This is a guest post by Giselle M. Aviles, reference librarian in the Hispanic Reading Room of the Latin American, Caribbean and European Division.
“Interconnecting Worlds: Weaving Community Narratives, Andean Histories & the Library’s Collections” is an interview series from the Library of Congress that weaves language, storytelling, visual art, music, photography, textiles, and other forms of Indigenous expression together to create shared experiences and connections. This summer I worked with three interns—A.B. Bejar, Monica Soto, and Pamela Padilla—to create a companion research guide with resources about Andean countries and its diaspora in the United States. The guide aims to facilitate research about Andean peoples, cultures, and knowledge by connecting Library of Congress collections to the Quechua language, storytelling, literature, visual arts, and music.
A special component of this guide is the voices of the community that speak to us in Spanish, Quechua and English, interviews that are vital primary sources offering opportunities to develop language skills! Heritage language learners in the U.S. can benefit from this guide that connects the Library’s collections to interviews with students, professors, and community members from New York, Virginia, Massachusetts, Bolivia, Peru, and Argentina.
- Dr. Americo Mendoza-Mori, professor at Harvard University, shares his perspective on Indigenous languages as a form of sharing knowledge and its power to create, influence, and strengthen connections to heritage and identity.
- Shana Inofuentes, founder of The Quechua Project in Virginia, discusses Runasimi (Quechua) revitalization through community-building efforts within the context of the Quechua-Bolivian community in Washington, D.C.
- New York-based visual artists Megan Rakos and Sam Herscher narrate art making as a part of their (re)connection journeys to their Quechua and Andean roots.
- Suni Sonqo Vizcarra Wood, from New Mexico, talks about art as a tool for decolonization and a way of uniting Indigenous peoples to their cultures, communities, and to one another.

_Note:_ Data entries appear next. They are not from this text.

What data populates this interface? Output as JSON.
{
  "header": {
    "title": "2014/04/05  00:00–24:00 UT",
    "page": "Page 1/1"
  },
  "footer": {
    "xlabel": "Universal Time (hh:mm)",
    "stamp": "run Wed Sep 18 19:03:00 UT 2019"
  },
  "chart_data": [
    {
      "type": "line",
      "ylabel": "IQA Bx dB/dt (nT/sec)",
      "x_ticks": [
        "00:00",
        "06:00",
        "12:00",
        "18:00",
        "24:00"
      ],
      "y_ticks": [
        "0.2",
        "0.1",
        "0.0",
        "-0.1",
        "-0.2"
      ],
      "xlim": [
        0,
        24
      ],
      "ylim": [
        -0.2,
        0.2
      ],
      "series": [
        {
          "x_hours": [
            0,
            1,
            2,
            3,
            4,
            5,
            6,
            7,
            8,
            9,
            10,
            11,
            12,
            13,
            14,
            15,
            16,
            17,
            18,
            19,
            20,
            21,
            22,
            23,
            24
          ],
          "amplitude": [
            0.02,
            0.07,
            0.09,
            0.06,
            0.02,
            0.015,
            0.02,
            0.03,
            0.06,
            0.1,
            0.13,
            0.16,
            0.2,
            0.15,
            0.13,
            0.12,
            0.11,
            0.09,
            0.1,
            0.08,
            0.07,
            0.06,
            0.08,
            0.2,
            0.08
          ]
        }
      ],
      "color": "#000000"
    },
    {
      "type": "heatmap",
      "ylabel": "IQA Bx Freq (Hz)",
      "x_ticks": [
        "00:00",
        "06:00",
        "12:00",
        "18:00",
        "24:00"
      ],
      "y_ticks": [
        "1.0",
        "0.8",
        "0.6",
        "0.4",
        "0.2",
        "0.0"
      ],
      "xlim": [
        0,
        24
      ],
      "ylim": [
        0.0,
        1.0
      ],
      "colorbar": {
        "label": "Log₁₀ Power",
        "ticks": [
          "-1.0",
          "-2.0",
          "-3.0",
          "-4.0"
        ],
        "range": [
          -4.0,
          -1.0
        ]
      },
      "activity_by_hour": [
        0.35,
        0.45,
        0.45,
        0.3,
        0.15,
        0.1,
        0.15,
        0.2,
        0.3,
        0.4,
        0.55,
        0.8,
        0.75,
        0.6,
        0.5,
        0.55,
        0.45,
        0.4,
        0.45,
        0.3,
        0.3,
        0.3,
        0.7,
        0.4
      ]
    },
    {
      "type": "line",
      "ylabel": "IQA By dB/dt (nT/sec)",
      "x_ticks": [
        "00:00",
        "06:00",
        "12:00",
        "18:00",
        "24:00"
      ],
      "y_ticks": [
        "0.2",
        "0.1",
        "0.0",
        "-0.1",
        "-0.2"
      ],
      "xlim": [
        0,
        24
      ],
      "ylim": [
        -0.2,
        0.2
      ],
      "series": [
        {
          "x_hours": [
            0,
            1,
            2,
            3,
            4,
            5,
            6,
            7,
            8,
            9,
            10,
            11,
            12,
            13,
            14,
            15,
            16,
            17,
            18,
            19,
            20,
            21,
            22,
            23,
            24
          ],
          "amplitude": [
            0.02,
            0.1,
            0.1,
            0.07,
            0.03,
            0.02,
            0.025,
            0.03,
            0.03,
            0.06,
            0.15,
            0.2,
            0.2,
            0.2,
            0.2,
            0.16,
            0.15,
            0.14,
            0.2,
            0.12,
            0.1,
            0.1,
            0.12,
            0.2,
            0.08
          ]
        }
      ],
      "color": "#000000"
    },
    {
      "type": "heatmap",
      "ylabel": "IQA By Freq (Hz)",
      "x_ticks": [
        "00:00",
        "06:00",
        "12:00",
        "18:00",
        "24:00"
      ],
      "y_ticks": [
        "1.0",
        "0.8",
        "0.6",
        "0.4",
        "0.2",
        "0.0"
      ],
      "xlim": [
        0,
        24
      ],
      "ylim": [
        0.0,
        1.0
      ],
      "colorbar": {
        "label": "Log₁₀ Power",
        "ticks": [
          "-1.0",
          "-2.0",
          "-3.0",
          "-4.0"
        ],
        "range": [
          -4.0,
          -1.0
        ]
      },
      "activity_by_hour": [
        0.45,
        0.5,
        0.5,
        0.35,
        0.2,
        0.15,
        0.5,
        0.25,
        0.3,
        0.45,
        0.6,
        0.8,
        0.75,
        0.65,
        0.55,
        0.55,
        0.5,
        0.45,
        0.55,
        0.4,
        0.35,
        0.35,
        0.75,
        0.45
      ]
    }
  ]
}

- From Peru, musician, composer, and activist Renata Flores powerfully uses Andean music to bring an Indigenous language such as Quechua into the mainstream and preserve its beauty, culture, and future.
Further your research into various topics in the interviews by delving into the Library’s collections of digitized books, listening to audio recordings, analyzing an image or a poster, or discussing with your peers the life experiences that the people are telling us.
A StoryMap, Cultural Exchanges in Quechua Dictionaries, A history of encounters told through lexicons, uses items from the 14th through 16th centuries in the Library’s digital collections to narrate Spanish encounters with the Incan Empire and to demonstrate how the colonization of South America brought on a series of substantial changes in both Indigenous and Spanish populations.